I think that’s a great question. Working in the UK and in Europe we have real reimbursement fragmentation and payers have different rules from regulatory bodies sometimes. But ultimately we all want to have better biomarkers so that we can rationally select patients for treatment in terms of efficacy, in terms of side effects and also in terms of financial consequences. So we all want that but the biomarkers need to be robust if they’re being selected by anybody – clinicians, regulators and payers. Just on cost I’d just make one point – in the UK NICE, the National Institute of Health and Clinical Excellence, a body which basically fundamentally works out whether the efficacy of a new treatment represents value for our state-funded health system, all of the recently approved melanoma treatments, pretty much without exception immunotherapy and targeted therapy, have been looked at by NICE and have been felt to represent sufficiently good value for money to be approved.

[Audience member] Charles Bankhead, MedPage Today. Is there a standard or recommended test, PD-L1 test, for nivo as there is with pembro?

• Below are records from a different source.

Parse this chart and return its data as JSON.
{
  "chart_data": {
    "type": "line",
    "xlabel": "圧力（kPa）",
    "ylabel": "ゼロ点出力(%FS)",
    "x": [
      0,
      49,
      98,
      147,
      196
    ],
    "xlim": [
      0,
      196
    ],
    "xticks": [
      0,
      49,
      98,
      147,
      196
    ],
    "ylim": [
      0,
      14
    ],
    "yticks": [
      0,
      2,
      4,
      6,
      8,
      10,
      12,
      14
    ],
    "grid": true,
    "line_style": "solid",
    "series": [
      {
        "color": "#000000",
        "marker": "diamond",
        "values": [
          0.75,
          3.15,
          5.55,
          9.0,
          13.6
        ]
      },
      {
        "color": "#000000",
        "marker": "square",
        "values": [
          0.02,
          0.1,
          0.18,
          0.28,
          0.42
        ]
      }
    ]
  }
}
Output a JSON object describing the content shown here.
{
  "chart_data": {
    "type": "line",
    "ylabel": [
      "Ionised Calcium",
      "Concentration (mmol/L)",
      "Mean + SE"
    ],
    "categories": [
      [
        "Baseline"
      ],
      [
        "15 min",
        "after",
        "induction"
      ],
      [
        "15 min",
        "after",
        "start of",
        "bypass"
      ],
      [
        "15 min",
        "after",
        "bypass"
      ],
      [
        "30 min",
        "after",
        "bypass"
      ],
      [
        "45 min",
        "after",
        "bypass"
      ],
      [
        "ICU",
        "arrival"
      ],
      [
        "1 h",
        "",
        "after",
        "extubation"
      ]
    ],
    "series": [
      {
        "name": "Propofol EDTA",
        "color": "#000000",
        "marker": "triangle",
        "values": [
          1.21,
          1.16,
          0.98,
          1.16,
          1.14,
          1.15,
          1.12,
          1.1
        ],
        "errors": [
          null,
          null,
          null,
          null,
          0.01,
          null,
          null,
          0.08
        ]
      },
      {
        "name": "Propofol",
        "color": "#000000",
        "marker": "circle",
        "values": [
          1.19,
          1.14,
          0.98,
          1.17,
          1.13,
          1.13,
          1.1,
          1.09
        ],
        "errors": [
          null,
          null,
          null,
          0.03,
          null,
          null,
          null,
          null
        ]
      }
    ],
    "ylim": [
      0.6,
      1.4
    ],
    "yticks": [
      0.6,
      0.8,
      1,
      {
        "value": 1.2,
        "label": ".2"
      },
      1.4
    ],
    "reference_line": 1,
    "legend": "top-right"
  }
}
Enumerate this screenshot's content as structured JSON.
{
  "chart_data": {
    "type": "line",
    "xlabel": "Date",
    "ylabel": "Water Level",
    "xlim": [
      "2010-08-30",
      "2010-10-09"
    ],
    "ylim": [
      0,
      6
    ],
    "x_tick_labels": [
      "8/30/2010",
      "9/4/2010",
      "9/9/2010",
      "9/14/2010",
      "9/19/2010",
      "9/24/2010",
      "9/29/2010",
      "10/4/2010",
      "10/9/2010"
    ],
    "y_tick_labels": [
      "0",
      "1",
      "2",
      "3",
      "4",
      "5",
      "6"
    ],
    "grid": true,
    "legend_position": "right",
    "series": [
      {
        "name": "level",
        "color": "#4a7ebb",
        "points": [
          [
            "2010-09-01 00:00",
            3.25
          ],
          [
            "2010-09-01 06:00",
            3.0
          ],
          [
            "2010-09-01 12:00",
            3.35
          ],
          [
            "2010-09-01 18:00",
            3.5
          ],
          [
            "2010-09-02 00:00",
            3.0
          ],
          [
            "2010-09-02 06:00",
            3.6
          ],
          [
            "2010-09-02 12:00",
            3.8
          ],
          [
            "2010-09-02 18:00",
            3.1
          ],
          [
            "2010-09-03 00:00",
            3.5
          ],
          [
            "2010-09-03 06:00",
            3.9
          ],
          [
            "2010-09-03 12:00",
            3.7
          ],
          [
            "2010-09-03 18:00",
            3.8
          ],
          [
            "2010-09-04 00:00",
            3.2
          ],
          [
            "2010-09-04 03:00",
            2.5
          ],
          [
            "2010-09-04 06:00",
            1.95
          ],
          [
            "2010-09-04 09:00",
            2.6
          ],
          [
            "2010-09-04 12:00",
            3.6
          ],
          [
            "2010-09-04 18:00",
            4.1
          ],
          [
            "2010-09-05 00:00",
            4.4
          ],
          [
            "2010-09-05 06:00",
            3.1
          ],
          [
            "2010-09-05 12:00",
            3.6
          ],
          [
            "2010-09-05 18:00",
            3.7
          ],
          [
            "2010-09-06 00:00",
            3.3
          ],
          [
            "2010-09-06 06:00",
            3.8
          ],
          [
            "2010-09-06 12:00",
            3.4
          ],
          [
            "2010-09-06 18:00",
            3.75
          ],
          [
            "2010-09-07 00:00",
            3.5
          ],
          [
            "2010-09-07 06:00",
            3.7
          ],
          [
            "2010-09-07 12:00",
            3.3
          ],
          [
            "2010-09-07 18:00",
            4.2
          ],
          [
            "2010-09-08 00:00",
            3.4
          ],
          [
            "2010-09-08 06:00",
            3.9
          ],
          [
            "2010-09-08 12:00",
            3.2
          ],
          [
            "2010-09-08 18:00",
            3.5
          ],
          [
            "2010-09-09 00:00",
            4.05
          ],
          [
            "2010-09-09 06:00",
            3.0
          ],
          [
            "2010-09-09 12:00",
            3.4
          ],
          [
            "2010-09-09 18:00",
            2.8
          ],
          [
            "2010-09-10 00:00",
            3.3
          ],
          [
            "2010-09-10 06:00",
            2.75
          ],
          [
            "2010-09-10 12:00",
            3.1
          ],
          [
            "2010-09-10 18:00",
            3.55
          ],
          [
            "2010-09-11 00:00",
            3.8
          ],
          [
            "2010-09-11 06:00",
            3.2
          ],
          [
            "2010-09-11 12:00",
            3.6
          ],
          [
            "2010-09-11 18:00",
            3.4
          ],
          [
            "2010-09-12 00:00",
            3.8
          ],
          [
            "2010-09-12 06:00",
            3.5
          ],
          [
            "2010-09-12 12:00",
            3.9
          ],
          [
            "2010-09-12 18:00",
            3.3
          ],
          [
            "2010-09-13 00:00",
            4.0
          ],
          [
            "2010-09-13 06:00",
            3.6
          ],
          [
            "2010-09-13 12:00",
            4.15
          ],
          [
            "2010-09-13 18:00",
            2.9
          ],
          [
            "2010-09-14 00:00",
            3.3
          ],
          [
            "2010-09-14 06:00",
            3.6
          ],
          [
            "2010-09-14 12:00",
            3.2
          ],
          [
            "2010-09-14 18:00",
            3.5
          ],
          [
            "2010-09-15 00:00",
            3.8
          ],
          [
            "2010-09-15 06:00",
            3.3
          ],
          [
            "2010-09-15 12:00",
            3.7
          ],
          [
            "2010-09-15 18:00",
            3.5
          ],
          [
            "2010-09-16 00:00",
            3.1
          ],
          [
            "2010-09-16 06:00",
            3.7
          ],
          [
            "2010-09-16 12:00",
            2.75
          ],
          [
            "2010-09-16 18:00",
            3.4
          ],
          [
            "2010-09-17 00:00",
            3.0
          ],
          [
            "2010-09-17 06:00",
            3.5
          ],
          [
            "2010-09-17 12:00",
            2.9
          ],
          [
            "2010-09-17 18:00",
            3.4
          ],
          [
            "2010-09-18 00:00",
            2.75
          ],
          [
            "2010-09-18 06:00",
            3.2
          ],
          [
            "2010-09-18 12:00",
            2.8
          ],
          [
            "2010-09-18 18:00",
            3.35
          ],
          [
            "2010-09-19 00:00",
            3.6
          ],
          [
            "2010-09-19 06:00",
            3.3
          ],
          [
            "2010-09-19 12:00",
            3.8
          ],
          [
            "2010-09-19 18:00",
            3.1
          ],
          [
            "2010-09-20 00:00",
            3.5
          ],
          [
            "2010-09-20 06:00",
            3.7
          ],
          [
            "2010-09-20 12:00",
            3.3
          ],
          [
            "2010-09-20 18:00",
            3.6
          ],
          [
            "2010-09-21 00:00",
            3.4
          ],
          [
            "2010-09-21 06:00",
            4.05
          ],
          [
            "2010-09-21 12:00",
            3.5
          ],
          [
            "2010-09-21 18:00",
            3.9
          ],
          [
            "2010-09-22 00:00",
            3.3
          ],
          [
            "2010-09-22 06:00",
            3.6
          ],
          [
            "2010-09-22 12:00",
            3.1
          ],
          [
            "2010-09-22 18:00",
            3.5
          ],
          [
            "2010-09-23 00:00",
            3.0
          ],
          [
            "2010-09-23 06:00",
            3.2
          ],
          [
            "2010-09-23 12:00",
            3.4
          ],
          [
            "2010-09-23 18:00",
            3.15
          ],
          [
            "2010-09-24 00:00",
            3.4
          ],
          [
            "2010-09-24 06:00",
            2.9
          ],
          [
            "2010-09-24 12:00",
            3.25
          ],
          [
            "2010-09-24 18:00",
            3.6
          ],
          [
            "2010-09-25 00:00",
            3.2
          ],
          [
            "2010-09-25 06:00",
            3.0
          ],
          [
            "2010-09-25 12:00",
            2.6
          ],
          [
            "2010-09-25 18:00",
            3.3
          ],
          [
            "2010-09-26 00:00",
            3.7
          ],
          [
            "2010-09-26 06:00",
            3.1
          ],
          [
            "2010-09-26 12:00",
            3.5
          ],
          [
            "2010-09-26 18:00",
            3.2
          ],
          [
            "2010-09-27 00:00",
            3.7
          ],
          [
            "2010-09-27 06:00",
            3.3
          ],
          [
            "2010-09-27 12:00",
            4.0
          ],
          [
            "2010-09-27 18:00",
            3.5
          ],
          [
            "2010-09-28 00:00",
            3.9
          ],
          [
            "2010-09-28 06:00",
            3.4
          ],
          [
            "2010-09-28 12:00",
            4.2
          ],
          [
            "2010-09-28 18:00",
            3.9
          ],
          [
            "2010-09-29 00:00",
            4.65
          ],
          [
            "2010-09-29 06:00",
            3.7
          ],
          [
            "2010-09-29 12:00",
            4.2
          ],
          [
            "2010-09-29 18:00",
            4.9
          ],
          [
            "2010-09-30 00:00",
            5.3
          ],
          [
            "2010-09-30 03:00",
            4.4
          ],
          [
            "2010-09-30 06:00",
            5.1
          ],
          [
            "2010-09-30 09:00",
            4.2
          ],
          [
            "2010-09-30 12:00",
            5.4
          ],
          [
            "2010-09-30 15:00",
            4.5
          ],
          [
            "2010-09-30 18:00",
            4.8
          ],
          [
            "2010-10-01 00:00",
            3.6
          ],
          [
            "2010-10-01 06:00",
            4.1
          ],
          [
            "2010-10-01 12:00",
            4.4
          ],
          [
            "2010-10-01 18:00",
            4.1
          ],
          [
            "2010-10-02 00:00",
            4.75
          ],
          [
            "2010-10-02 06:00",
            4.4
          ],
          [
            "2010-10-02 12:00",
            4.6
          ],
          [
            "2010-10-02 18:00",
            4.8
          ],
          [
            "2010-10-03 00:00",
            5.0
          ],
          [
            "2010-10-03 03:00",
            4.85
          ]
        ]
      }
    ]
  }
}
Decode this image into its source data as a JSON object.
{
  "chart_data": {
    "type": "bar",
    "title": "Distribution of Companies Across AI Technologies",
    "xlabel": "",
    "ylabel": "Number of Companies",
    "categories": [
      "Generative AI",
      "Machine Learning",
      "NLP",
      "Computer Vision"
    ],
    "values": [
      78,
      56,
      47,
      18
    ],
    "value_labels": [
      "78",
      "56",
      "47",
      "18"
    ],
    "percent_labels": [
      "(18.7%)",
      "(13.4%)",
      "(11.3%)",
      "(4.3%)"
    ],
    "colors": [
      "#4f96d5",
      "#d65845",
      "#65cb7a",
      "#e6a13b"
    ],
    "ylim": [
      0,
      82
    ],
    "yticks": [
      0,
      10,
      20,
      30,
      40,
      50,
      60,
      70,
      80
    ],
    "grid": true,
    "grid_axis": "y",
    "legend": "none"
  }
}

At the current time the answer to that is no. In the labelled for nivo and nivo/ipi combination for melanoma in the US and Europe there is no stipulation in the same way that I understand for non-small cell lung cancer in pembro but there’s a need to measure PD-L1 expression in order to identify patients’ first line lung cancer. I don’t treat lung cancer but I think that’s the situation. So the short answer is no.
[Suzanne Topalian] May I just add to that? It’s not a required test so it’s not a companion diagnostic but the FDA calls it a complementary diagnostic. So there is a test, the 28-8 test it’s called, which is a PD-L1 immunohistochemistry test that can be used based on the early results from this trial to make decisions between the combination therapy or nivo monotherapy. Where that will stand now with these new overall survival results we’ll have to see.

[Audience member] What seems to be the emerging practice for testing with avelumab and atezolizumab and the others that are coming along? Is there a practice that is emerging at all for how to test for this? Also I notice that in one of the studies you were looking at a cut-off of greater than 50%, in this one greater than 5%. It seems like it’s going to be difficult to sort this out until there is some sort of standardisation somewhere along the way.

I think that’s going to be necessary, some sort of standardisation but I don’t think it’s going to be straightforward. You’re going to get variation between diseases; you’re going to get different thresholds; you’ve got different antibodies, different assays and so on and so forth. So, yes, we’re going to need some standardisation but it’s going to take a bit of time to do that. The other problem is with PD-L1 expression it can vary over space and time; it can be inducible. It really is different from BRAF mutational status, for example, which is relatively straightforward to measure and relatively fixed over space and time. So there are some technical challenges there as well.